The Michalak family and I at the finish. I really appreciate them bringing out the entire family out to support and cheer. They were a sea of orange out on the course, giving me splits, chanting, and cheering.

Mom, Dad, and I at awards.

Awards ceremony

     Again, I couldn’t be happier with the day. Now it’s vacation time for a week in Michigan before I head back to Boulder to start preparing for the later part of my season.

I wonder if these two were really that friendly? I personally think they had a punch-up right after the picture was taken.

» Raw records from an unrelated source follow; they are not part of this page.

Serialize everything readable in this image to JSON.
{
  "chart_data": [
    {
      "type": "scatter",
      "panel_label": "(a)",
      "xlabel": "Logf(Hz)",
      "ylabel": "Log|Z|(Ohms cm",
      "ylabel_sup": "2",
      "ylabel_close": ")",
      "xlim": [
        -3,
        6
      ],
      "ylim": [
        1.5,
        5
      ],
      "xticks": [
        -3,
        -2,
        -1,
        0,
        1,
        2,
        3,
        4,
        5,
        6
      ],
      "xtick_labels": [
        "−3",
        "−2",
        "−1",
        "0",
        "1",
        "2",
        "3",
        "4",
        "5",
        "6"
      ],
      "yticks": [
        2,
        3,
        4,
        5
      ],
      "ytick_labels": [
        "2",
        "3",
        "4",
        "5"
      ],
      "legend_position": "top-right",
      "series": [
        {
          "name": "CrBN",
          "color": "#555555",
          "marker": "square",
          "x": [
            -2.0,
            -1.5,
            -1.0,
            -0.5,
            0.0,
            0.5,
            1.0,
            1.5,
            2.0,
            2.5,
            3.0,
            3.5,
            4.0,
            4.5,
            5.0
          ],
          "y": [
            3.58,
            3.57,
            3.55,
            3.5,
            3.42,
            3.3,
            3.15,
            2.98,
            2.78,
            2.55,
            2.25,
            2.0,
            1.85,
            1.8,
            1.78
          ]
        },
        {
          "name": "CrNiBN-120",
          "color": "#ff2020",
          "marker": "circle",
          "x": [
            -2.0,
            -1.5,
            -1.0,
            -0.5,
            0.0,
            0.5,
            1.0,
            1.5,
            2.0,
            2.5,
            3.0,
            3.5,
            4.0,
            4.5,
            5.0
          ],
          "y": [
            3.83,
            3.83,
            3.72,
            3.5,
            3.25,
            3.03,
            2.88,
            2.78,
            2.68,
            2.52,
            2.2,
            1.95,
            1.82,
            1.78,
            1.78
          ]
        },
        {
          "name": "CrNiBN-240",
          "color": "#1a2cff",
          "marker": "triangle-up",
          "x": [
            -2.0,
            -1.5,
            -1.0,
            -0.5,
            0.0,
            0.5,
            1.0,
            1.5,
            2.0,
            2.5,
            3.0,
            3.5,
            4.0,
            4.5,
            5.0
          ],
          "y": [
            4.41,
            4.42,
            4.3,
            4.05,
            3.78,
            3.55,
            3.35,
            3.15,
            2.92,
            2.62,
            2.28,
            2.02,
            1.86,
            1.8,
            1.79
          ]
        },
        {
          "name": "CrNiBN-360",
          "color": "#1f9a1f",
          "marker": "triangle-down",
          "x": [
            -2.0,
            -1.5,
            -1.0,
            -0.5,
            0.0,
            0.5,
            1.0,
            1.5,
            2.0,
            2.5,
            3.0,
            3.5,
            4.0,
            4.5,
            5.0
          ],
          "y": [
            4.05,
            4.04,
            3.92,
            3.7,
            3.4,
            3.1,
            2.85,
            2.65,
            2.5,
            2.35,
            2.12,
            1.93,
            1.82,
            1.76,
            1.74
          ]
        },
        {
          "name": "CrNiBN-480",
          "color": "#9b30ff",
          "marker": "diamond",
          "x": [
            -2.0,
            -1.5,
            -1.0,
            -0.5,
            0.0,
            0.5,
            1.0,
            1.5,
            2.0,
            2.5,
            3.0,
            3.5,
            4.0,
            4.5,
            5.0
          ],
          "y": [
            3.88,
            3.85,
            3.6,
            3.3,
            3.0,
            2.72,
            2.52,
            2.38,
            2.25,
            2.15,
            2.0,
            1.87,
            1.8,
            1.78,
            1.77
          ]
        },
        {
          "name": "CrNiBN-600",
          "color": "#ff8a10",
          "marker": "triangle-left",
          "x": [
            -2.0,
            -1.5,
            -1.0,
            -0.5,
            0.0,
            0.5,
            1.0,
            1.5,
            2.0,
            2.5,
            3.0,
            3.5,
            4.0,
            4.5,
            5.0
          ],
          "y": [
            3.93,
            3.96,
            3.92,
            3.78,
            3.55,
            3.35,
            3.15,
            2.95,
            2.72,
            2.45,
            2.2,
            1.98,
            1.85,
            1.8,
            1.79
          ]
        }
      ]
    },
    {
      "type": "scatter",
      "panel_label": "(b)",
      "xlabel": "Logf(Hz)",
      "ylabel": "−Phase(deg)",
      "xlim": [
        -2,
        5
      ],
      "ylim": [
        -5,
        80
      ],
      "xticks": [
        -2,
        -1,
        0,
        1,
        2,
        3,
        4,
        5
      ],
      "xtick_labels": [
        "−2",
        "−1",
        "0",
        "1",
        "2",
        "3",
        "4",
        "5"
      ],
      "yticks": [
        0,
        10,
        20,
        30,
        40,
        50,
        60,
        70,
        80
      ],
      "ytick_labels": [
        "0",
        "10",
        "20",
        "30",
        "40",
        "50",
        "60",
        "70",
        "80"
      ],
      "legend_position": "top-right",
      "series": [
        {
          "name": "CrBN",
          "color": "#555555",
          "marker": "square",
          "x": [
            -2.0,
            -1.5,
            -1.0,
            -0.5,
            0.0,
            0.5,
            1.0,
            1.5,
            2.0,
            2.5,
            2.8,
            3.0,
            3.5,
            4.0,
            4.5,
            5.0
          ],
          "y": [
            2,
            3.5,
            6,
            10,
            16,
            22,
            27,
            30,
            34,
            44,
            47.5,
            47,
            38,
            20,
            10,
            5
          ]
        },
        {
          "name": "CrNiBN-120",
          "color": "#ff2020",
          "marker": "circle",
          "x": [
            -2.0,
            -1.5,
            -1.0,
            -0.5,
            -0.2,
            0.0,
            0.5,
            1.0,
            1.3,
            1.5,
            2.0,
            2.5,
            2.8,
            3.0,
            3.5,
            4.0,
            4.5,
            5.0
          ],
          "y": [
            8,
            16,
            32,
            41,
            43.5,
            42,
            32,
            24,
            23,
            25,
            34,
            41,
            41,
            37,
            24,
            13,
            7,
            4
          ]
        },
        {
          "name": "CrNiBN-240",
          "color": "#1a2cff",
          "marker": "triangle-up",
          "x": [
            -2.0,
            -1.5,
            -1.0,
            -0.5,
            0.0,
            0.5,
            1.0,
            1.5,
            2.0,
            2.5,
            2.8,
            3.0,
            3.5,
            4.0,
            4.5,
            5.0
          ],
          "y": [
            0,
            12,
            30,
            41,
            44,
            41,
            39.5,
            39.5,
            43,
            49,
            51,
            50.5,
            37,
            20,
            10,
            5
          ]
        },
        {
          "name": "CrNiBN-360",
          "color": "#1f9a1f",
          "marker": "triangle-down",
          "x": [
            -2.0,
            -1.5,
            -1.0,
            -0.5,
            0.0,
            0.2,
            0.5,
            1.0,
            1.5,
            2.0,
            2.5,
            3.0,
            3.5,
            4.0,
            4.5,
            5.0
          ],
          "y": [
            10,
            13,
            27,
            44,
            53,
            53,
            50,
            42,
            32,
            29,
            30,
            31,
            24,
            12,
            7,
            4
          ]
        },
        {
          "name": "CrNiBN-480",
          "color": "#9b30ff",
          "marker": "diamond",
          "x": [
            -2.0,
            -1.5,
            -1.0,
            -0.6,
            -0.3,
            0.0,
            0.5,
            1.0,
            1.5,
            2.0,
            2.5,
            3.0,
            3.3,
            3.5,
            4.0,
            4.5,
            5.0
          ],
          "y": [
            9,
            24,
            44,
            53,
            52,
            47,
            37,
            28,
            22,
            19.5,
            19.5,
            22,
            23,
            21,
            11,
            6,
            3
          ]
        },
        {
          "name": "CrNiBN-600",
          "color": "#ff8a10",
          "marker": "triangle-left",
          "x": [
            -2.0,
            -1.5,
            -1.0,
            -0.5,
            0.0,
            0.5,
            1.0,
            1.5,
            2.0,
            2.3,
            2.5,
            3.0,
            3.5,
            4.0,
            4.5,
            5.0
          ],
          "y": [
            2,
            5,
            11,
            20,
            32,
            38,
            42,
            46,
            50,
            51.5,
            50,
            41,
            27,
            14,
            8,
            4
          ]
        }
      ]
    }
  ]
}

     I really want to thank Little Caesars Pizza for their support of me and my racing. Their belief in me is so important for me be able to do what I'm doing in this sport. I'd also like to thank RecoveryPump for their support. RecoveryPump has been a critical aspect of my training and recovery this year and I truely believe the product has helped to take my training to the next level. Jack and Adam's Bicycles in Austin are always there to help support me and my racing. I want to thank Felt Bicycles for putting me on such an amazing bike, the 2011 Felt DA. Champion System Clothing has provided me with the best race and training clothing that you see in my pictures. Xterra Wetsuits is providing me with the best wetsuits and speedsuits in the sport and Advanced Rehabilitation in Austin helps to keep me healthy for training and racing. Hill Country Running Company is a great help with my running equipment. PowerBar and SBR Sports Inc's products are also a great help for racing and training. Also I want to thank my family and friends for their unending support for me. Without these people and sponsors, I would not be able to pursue this dream.

I have no idea who this dog belongs to? I just love the picture. How often do you see a pug being held by a giant foam Little Caesar?